Another use of whole soapnuts is as dishwasher detergent. Just place small cotton bag containing 2-3 pods in the cutlery basket. You can use them more than once – just leave them to dry before next washing. The simplest way to use the soapnuts is to put 2-3 in a half full jar of warm water and shake it. The result is thick suds that you can use for hand washing, dishes, and every surface in your home. You can throw shells when they become brittle when they dry. If their shell still has its soapy, sticky feel that means that you can you is again. When they’re done you can put the shells in the garden, or into a compost.
Make Yourself Universal Cleaning Detergent
Take 5-6 small soapnut pods (or 3-4 bigger ones) and break them into pieces. Put them into big saucepan and add 5-6 cups of water. After water starts boiling, reduce the temperature and leave them on the stove for about 30 minutes. You will get watery brown-orange substance. When you leave it it usually gets darker and thicker. This cleaner doesn’t make as much foam and bubbles as soap, but it has the same strong cleaning properties.

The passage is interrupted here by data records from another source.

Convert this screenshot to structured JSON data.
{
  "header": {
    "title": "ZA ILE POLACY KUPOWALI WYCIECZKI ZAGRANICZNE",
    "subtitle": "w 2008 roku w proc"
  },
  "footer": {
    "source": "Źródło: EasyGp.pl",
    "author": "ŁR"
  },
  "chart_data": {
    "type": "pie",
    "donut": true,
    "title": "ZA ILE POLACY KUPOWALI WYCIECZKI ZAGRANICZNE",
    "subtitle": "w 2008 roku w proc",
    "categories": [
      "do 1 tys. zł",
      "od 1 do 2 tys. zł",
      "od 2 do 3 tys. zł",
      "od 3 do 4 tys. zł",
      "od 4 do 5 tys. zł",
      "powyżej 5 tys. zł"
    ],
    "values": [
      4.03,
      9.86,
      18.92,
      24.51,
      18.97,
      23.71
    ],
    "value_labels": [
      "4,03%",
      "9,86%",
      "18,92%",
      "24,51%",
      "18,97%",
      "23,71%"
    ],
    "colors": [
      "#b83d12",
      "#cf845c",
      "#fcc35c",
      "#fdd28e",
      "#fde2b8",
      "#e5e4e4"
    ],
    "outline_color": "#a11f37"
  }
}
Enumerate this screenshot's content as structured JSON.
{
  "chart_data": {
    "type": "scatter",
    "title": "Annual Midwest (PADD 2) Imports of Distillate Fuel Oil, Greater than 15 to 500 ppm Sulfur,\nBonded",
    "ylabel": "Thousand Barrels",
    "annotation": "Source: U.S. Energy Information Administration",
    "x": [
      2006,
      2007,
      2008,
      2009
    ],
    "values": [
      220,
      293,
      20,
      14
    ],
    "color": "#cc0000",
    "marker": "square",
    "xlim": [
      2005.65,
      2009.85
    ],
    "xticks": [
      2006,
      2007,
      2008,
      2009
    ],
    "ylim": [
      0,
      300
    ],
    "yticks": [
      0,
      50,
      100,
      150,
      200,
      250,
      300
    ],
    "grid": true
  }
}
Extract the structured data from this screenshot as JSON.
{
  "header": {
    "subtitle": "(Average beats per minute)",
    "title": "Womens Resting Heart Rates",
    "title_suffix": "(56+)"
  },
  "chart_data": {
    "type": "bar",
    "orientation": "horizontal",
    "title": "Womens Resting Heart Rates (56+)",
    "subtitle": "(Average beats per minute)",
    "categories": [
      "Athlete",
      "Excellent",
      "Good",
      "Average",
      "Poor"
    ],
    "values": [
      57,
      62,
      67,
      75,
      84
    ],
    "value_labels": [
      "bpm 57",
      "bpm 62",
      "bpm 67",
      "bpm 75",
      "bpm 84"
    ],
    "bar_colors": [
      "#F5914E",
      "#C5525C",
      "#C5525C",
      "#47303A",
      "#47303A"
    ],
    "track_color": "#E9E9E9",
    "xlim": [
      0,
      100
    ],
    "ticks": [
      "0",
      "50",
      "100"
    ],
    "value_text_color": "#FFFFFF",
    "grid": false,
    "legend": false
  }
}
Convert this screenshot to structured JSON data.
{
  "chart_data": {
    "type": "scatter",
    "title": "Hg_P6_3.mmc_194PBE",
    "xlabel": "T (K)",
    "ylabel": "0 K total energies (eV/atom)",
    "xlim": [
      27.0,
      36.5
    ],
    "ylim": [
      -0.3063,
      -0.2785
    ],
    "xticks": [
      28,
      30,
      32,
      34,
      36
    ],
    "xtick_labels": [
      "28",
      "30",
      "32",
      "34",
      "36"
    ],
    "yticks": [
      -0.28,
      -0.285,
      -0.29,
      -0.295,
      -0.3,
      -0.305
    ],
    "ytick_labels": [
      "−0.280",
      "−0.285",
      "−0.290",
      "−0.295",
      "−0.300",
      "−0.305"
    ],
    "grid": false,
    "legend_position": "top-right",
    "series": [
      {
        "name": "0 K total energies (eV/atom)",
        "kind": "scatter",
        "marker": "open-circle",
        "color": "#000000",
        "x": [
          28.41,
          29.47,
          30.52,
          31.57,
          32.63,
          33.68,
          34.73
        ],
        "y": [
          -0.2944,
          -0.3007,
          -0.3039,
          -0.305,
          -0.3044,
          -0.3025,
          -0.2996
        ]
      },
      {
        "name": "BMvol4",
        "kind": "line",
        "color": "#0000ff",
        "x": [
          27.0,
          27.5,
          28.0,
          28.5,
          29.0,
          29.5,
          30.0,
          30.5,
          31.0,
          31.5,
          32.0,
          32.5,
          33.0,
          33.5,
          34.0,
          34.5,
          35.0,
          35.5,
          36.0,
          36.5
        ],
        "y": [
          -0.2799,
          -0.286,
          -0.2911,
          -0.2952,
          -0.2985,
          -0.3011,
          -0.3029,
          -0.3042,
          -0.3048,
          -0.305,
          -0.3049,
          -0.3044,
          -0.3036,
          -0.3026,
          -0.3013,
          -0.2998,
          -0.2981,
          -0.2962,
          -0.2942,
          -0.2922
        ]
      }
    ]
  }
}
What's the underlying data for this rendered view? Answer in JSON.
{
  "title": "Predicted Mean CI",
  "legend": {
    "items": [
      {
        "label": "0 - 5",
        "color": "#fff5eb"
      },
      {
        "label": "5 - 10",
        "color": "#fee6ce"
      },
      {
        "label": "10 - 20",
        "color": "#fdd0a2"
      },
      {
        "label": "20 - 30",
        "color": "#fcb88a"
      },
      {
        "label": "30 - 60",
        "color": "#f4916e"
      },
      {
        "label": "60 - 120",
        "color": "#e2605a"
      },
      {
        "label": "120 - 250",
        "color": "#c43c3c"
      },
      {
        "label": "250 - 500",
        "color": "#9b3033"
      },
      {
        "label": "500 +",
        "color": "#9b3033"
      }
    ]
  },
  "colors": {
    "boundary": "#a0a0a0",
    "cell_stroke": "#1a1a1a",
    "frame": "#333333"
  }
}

This liquid can be used as it is, or diluted for various purposes.
- Shampoo for your hair and body
- Put the solution into foam dispenser and use it as hand soap or dish washing detergent
- Pet shampoo
- Laundry detergent – 1 or 2 tbs are enough, depending on the temperature and the load
- Perfect cleaner for all kinds of surfaces, including leather, hardwood floors, countertops etc
- This solution also works as great stain removal product, especially for fresh stains and spots on your garment, upholstery and carpets
- When diluted and put in a spray container soapnut liquid can be used as excellent pesticide – just spray the leaves of you plants, or spray the aunt nest in your home
How to Preserve the Soapnut Liquid Longer
As any other natural ingredient soapnut liquid can’t last forever. Usually the solution can stay on the kitchen shelf in glass container, like jar or glass bottle for about 2 weeks. Putting it into the refrigerator can keep it good for about month. Some people add about 1 teaspoon citric acid per liter liquid. Citric acid is widely known as natural conservant and it is considered to be totally safe. Before you put it to soapnut liquid dissolve the acid with few drops of warm water.
Does Soapnuts Have Any Specific Smell?
Soapnuts has light natural scent, but cannot flavor your laundry. If you like you can add few drops of natural scented oils to the solution – this will not spoil its cleaning properties. Tea tree oil and eucalyptus have antibacterial effect, clove or orange oil will chase away moths from seasonal clothes to be put on storage. Almonds is make your hair grow faster, so almond oil can be added to the soapnut solution that you’re using as a shampoo. Just note, that essential oil can have very strong effects on our body, so you need to make adequate research on which oil will be right for you and never use more than recommended or prescribed dose.
Soapnuts can be ordered from organic on-line shops. There are plenty of videos and interesting recipes on the web explaining how to make various products using soapnuts. No matter what you will use them for, you will be fascinated. I have been using soapnut liquid for my laundry and as shower gel for a long time. Since then I forgot about rashes and itches that common commercial products usually gave me.